I used symbolab to find the inverse function of the logistic and followed option 1:

``````julia> model = true_logistic(x, p) = p ./ (1 .+ exp.(-p.*(x.-p))) # set regression
true_logistic (generic function with 1 method)
julia> inverse_logistic(x, p) = ( p .* p .* exp.(-p .* (x .- p)) ) ./ ( (1 .+ exp.(-p .* (x .- p))^2 )
inverse_logistic (generic function with 1 method)
julia> fit = curve_fit(model, x, y, par)
LsqFit.LsqFitResult{Vector{Float64}, Vector{Float64}, Matrix{Float64}, Vector{Float64}}([2.1647983679173873e6, 0.7211511621759724, 13.214716462754794], [57.26888702184834, 65.57394242932473, 97.69294768592027, 169.4743733818491, 308.55542081798865, 593.6144246584468, 1148.52487052776, 2116.5614422187937, 3246.5892025041103, 2642.0985198940616  …  2621.5980348929297, 1631.373413761612, 194.25900849187747, -341.1922586141154, -480.2387717682868, -499.5315029202029, -501.42603116389364, -500.9472773480229, -502.1486880327575, -490.7844598405063], [7.264828417848866e-5 -2078.1127703397933 -113.40640133348667; 8.51168462811274e-5 -2394.275920789786 -132.86858696614163; … ; 1.0000000000034532 7.689947814299762e-5 0.0; 1.0000000000034532 0.0 0.0], true, Float64[])
julia> P = fit.param
3-element Vector{Float64}:
2.1647983679173873e6
0.7211511621759724
13.214716462754794
julia> fit_x = inverse_logistic(Xp, P)
0.0
``````

but the expected value should be a bit more than 11…

Just as a sanity check, try

``````plot(x,y;st=:scatter)
plot!(x,true_logistic.(x,Ref(P)))
plot!(inverse_logistic.(y,Ref(P)),y)
``````

These should all look about the same.
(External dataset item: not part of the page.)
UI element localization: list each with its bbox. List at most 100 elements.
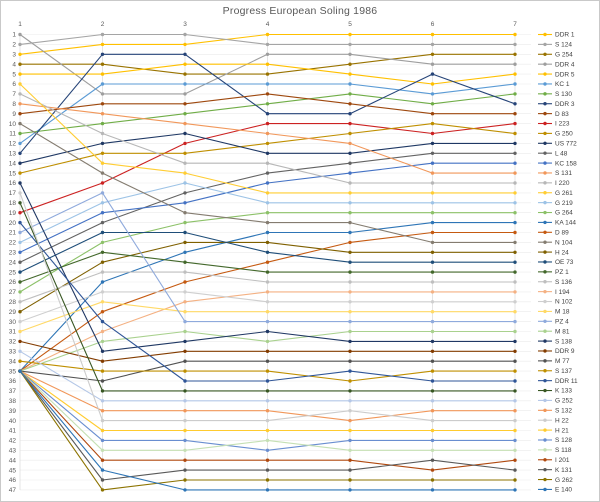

Without looking too close into your inverse function, it looks a bit strange that `p` is in the numerator of both functions, I would expect it to be in the delimiter for the inverse function (I.e. if the “amplitude” of `f` is large, the “amplitude” of `f^{-1}` should be small).

Having looked a bit closer at your function, i.e. manually solving `y = a/(1+exp(-b(x-c)))` for `x`, the inverse function should be

``````g(y,p) = p - log(p/y - 1)/p
``````

No idea what the inverse calculator was doing.

1 Like

interesting! I used the formula given by Wikipedia: and I changed L=a, k=b, x₀=c, thus: I’ll try your inverse, thank you!